Flexibility and efficiency in cleaning play a big part in not only how machines are designed, but what features they offer, says Fogg Fillers’ Lamar. A machine that is designed not only to be easy to clean but that can do some of that cleaning and sterilization itself is a big help for processors that are crunched for time. 

“In the past, you’d have a person get in there and hose it down and wash it all by hand and take it all apart,” says Lamar. “Our customers are always being pushed, and they have less and less time to do this stuff, so we’re trying to automate it.”

In addition to cleaning, there are other safety considerations that are helping to shape how filling equipment is designed and operated. Automated track-and-trace capability allows for more safeguards in ensuring that a product is safe. While this isn’t limited solely to filling equipment, of course, being able to work with track-and-trace systems gives processors another source of data and error checking to ensure that products are safe. Features, such as barcode readers, automatic labeling and network confirmation, help processors know exactly what is happening in each step of the process and cuts down on safety issues.

“Human error is a major source of risk in the food industry, and any safeguards through automation and data visibility/tracking that we can put in place is beneficial to everyone,” says METTLER TOLEDO’s Wright.

All of these safety concerns are, of course, filtered through the lens of FSMA, the food industry’s favorite four-letter word. As the new standards have been implemented, processors are taking a more proactive approach, so that they can stop the problem in the first place instead of having to respond to it when it happens. While many processors may have already been meeting or exceeding the FSMA requirements, they are still playing a role in shaping how processors evaluate what they need from their equipment and how manufacturers are adapting to those needs. 

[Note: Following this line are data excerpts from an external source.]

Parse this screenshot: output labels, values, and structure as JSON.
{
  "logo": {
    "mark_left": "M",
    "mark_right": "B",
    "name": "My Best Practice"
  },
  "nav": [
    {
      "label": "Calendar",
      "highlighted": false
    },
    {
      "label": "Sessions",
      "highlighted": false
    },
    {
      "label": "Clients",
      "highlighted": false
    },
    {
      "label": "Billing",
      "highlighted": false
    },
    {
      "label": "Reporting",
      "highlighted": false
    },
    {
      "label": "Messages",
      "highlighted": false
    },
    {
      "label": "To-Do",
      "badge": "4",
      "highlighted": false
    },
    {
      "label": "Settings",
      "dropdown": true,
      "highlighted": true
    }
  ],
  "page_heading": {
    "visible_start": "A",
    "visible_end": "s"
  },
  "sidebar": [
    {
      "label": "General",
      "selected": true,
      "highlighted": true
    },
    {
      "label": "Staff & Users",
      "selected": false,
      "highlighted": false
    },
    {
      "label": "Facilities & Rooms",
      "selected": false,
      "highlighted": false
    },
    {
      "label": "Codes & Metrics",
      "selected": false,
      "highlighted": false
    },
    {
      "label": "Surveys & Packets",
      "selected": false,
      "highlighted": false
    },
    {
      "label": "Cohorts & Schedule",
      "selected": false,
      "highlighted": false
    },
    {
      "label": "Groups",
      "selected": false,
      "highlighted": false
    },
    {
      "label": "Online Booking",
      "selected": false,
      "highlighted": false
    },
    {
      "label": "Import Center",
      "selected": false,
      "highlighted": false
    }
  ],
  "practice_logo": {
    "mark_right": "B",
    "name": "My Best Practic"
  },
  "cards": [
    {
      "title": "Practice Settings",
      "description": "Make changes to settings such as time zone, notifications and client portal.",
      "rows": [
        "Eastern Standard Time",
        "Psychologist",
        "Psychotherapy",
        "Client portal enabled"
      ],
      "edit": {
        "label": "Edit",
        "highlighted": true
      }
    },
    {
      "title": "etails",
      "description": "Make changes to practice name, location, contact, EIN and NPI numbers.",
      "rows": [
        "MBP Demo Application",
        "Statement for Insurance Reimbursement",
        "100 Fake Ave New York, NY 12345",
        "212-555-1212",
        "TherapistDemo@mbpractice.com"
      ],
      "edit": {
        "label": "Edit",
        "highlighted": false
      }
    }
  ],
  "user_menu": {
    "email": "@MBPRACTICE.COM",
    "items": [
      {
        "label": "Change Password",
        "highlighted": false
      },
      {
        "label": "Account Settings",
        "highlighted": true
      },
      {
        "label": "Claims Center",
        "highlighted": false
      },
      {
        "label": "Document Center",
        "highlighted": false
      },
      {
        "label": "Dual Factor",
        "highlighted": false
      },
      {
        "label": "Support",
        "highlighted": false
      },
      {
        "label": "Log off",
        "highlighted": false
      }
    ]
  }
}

“The savviest processors tend to evaluate equipment not on its ability to help them compete today, but in the future,” says Wright, pointing out that the same applies to manufacturers. “We often need to look further ahead on the horizon in order to be valuable to our customers when their industry changes.”

Long-lasting solutions

As speed, safety and flexibility all come together to shape what a processor needs from filling equipment, the consideration of shelf life also comes into play. Processors need to be able to offer long-lasting products in most cases, and they certainly don’t want to run the risk of their customers asking why so much product is having to be pulled from shelves so quickly. 

As smaller companies are bought out by larger companies, this concern increases, says Lamar. 

“Mom-and-pop companies get bought out by larger companies,” she says. “These larger companies need to service a larger area, and therefore, their distribution needs to grow.” 

If a company’s distribution and service area increases because it’s bought up some smaller companies to increase its market share, then that increases shipping times. Increased shipping times cut into shelf life, so being able to offer a longer shelf life gives processors a selling point that appeals to larger customers that serve huge regions instead of just local companies serving a small area. 

Some of the challenge is specific to filling equipment, such as caps being a potential trouble spot that can cut down on shelf life. One of the ways that Fogg is facing this challenge is through things such as UV and/or chemical cap sanitizers, as well as a system that helps ensure bottles are thoroughly rinsed before filling. 

In addition to that, part of this challenge can be met by being able to produce product faster and cutting down on the time between when raw product comes in the door and the finished product goes out the door. Automation can help cut down on production time, as well as ensure the product that gets shipped out is as good as it can be, not only offering extended shelf life, but being high quality and safe as well. 

Filling the bill

As with most elements of production, filling equipment is constantly changing and adapting to meet demands from consumers and processors. While safety is the one thing that can’t be sacrificed, improved efficiency and better access for cleaning and changeovers are areas of filling equipment that are steadily becoming more and more common. 

This is good news for processors, because as filling equipment manufacturers continue to build on their previous successes, the equipment becomes more efficient, easier to use and easier to clean. That, in turn, allows processors to get the most out of their production areas without running into potential downtime or safety concerns when it’s time for the product to go into the bag or box. 

For some processors, that’s opening up new possibilities. At TRU, the company’s ability to offer a number of different processing and filling solutions, without having to run the product at a huge scale, has given the company the opportunity to fill specific needs for customers that previously may not have been able to have smaller runs for specialty or test products.

“This plant doesn’t have near the capacity our competitors have, but guess what?” asks Hurley. “Our competitors have to let people go, through no fault of their own, because they can’t grow with the minimums.”

As specialty, craft, organic and other products continue to drive demand for what processors make and how they make it, they will continue to look for solutions from filling equipment manufacturers. By maximizing efficiency in production, processors can minimize the time that it takes to get products on the shelves, which gives the longest possible time for a product to be sold before its use-by or sell-by date arrives. 

But meeting specialized production demands and squeezing the most shelf life possible out of a product doesn’t just mean producing things at breakneck speed. It also means being able to use automation and production data to ensure your process is sound and as error free as possible.  

“Efficiency has historically been viewed as the top speed of the car,” says METTLER TOLEDO’s Wright. “Today, part of the equation is how quickly can we recognize when we’ve gone off the road and then hit the brakes.”